Environmentalists are opposed to the project. Baca, however, has given TransCanada his assurance he will support the project on the grounds that it represents an advance toward North American energy independence as well as economic rejuvenation. In this way, he has taken a crucial step toward ensuring that he will receive substantial assistance from TransCanada, its investors, lobbyists and the political action committees TransCanada has endowed.
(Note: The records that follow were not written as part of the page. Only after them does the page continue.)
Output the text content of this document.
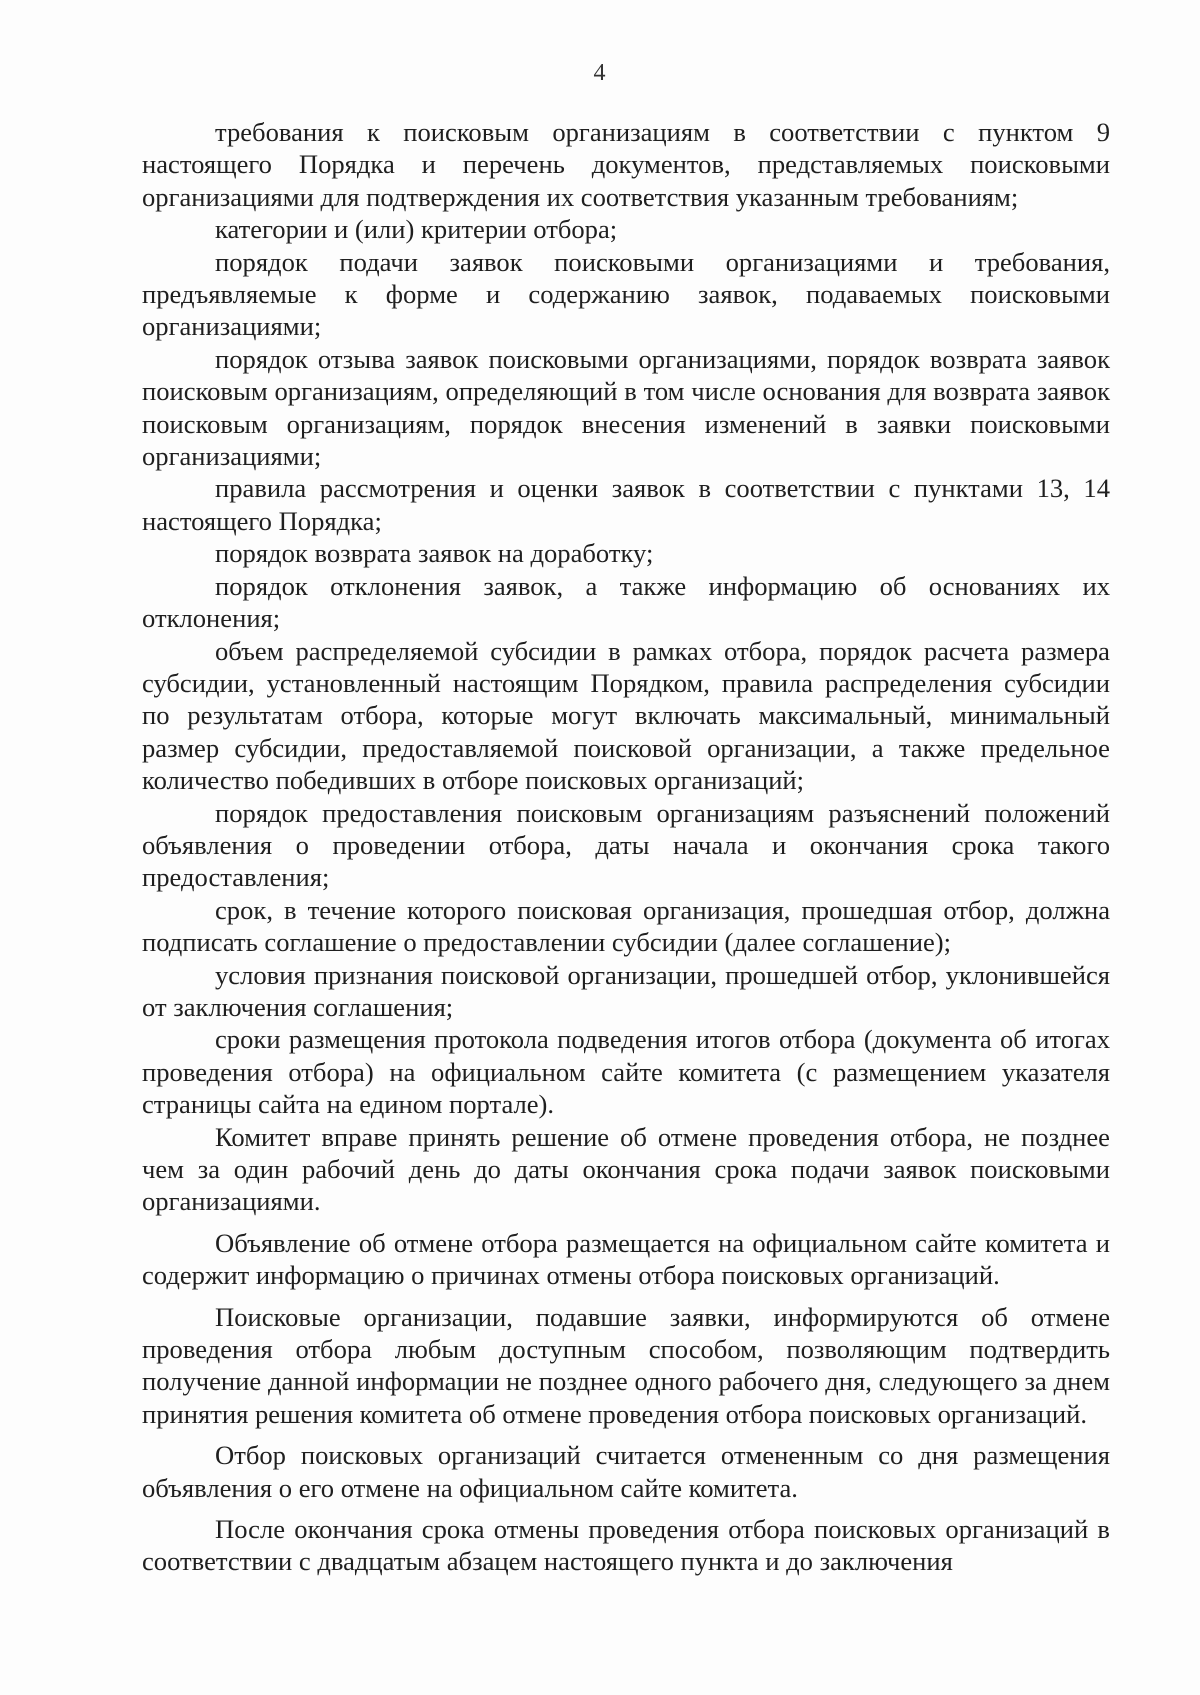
4

требования к поисковым организациям в соответствии с пунктом 9 настоящего Порядка и перечень документов, представляемых поисковыми организациями для подтверждения их соответствия указанным требованиям;

категории и (или) критерии отбора;

порядок подачи заявок поисковыми организациями и требования, предъявляемые к форме и содержанию заявок, подаваемых поисковыми организациями;

порядок отзыва заявок поисковыми организациями, порядок возврата заявок поисковым организациям, определяющий в том числе основания для возврата заявок поисковым организациям, порядок внесения изменений в заявки поисковыми организациями;

правила рассмотрения и оценки заявок в соответствии с пунктами 13, 14 настоящего Порядка;

порядок возврата заявок на доработку;

порядок отклонения заявок, а также информацию об основаниях их отклонения;

объем распределяемой субсидии в рамках отбора, порядок расчета размера субсидии, установленный настоящим Порядком, правила распределения субсидии по результатам отбора, которые могут включать максимальный, минимальный размер субсидии, предоставляемой поисковой организации, а также предельное количество победивших в отборе поисковых организаций;

порядок предоставления поисковым организациям разъяснений положений объявления о проведении отбора, даты начала и окончания срока такого предоставления;

срок, в течение которого поисковая организация, прошедшая отбор, должна подписать соглашение о предоставлении субсидии (далее соглашение);

условия признания поисковой организации, прошедшей отбор, уклонившейся от заключения соглашения;

сроки размещения протокола подведения итогов отбора (документа об итогах проведения отбора) на официальном сайте комитета (с размещением указателя страницы сайта на едином портале).

Комитет вправе принять решение об отмене проведения отбора, не позднее чем за один рабочий день до даты окончания срока подачи заявок поисковыми организациями.

Объявление об отмене отбора размещается на официальном сайте комитета и содержит информацию о причинах отмены отбора поисковых организаций.

Поисковые организации, подавшие заявки, информируются об отмене проведения отбора любым доступным способом, позволяющим подтвердить получение данной информации не позднее одного рабочего дня, следующего за днем принятия решения комитета об отмене проведения отбора поисковых организаций.

Отбор поисковых организаций считается отмененным со дня размещения объявления о его отмене на официальном сайте комитета.

После окончания срока отмены проведения отбора поисковых организаций в соответствии с двадцатым абзацем настоящего пункта и до заключения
Nor is Baca the only Democratic candidate Aguilar, who is currently the mayor of Redlands, must overcome. Eloise Gomez Reyes, an attorney and longtime Democratic activist, and Danny Tillman, a school board member from San Bernardino and one-time close associate of former California Assemblyman Jerry Eaves, don’t appear to be responding to their party’s signals to get out of the race. They, along with Baca, appear intent on continuing to test whether they have the combination of charisma, existing support, name recognition and overall moxie to get one of the two top spots in the primary and then follow-up to prevail in November 2014. So far they have proven resistant to calls that the party present a united front that is undiluted by competing Democratic candidates, allowing a test of Democratic strategists’ theory that Aguilar can beat Miller in a toe-to-toe slugfest, despite Miller’s incumbency and formidable fundraising capability.
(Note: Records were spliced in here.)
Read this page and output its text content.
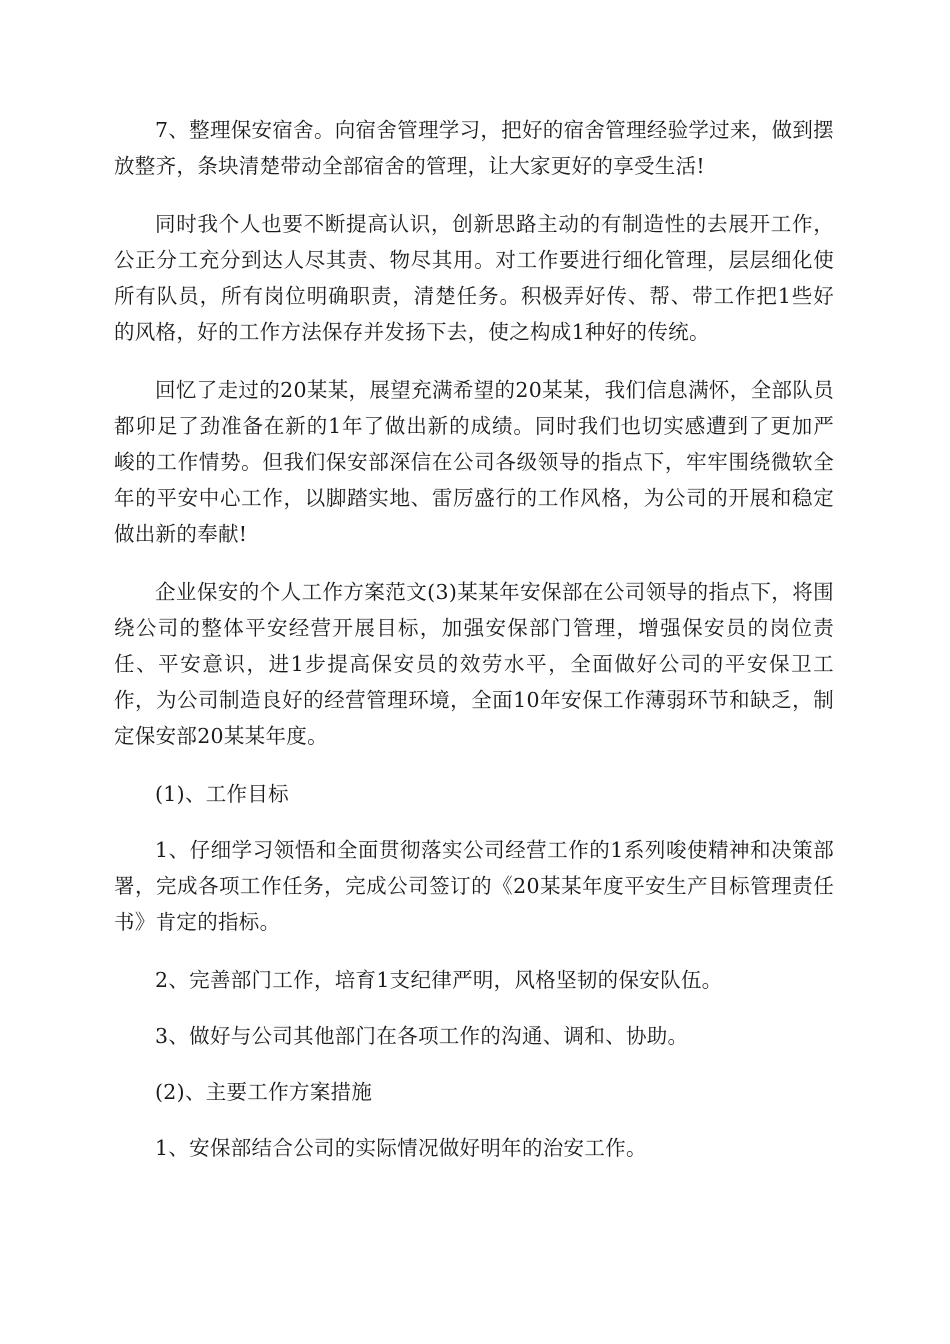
7、整理保安宿舍。向宿舍管理学习，把好的宿舍管理经验学过来，做到摆放整齐，条块清楚带动全部宿舍的管理，让大家更好的享受生活!

同时我个人也要不断提高认识，创新思路主动的有制造性的去展开工作，公正分工充分到达人尽其责、物尽其用。对工作要进行细化管理，层层细化使所有队员，所有岗位明确职责，清楚任务。积极弄好传、帮、带工作把1些好的风格，好的工作方法保存并发扬下去，使之构成1种好的传统。

回忆了走过的20某某，展望充满希望的20某某，我们信息满怀，全部队员都卯足了劲准备在新的1年了做出新的成绩。同时我们也切实感遭到了更加严峻的工作情势。但我们保安部深信在公司各级领导的指点下，牢牢围绕微软全年的平安中心工作，以脚踏实地、雷厉盛行的工作风格，为公司的开展和稳定做出新的奉献!

企业保安的个人工作方案范文(3)某某年安保部在公司领导的指点下，将围绕公司的整体平安经营开展目标，加强安保部门管理，增强保安员的岗位责任、平安意识，进1步提高保安员的效劳水平，全面做好公司的平安保卫工作，为公司制造良好的经营管理环境，全面10年安保工作薄弱环节和缺乏，制定保安部20某某年度。

(1)、工作目标

1、仔细学习领悟和全面贯彻落实公司经营工作的1系列唆使精神和决策部署，完成各项工作任务，完成公司签订的《20某某年度平安生产目标管理责任书》肯定的指标。

2、完善部门工作，培育1支纪律严明，风格坚韧的保安队伍。

3、做好与公司其他部门在各项工作的沟通、调和、协助。

(2)、主要工作方案措施

1、安保部结合公司的实际情况做好明年的治安工作。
Aguilar has yet to bring the campaign money he is accumulating to bear, as he is husbanding that cash for an energetic advertising effort this spring, in the run-up to the primary. As a consequence, he at present lags behind Baca in terms of name recognition and positive name identification among likely Democratic voters and behind both Miller and Baca in name recognition among Republican voters. Two recent polls show Miller and Baca ahead of the other candidates.
The race, or pre-race, has remained static for months, as no new candidates have emerged. It is noteworthy that no candidates have dropped out. While it is widely accepted that Miller can, unless another Republican candidate emerges, count on garnering the full support of the Republicans in the 31st District in the June primary, a scenario is emerging under which both Baca and Aguilar will need to exhaust all of their available campaign money to get by one another in June, leaving their campaign coffers depleted and rendering whoever the winner is incapable of responding to the onslaught of Miller’s campaign.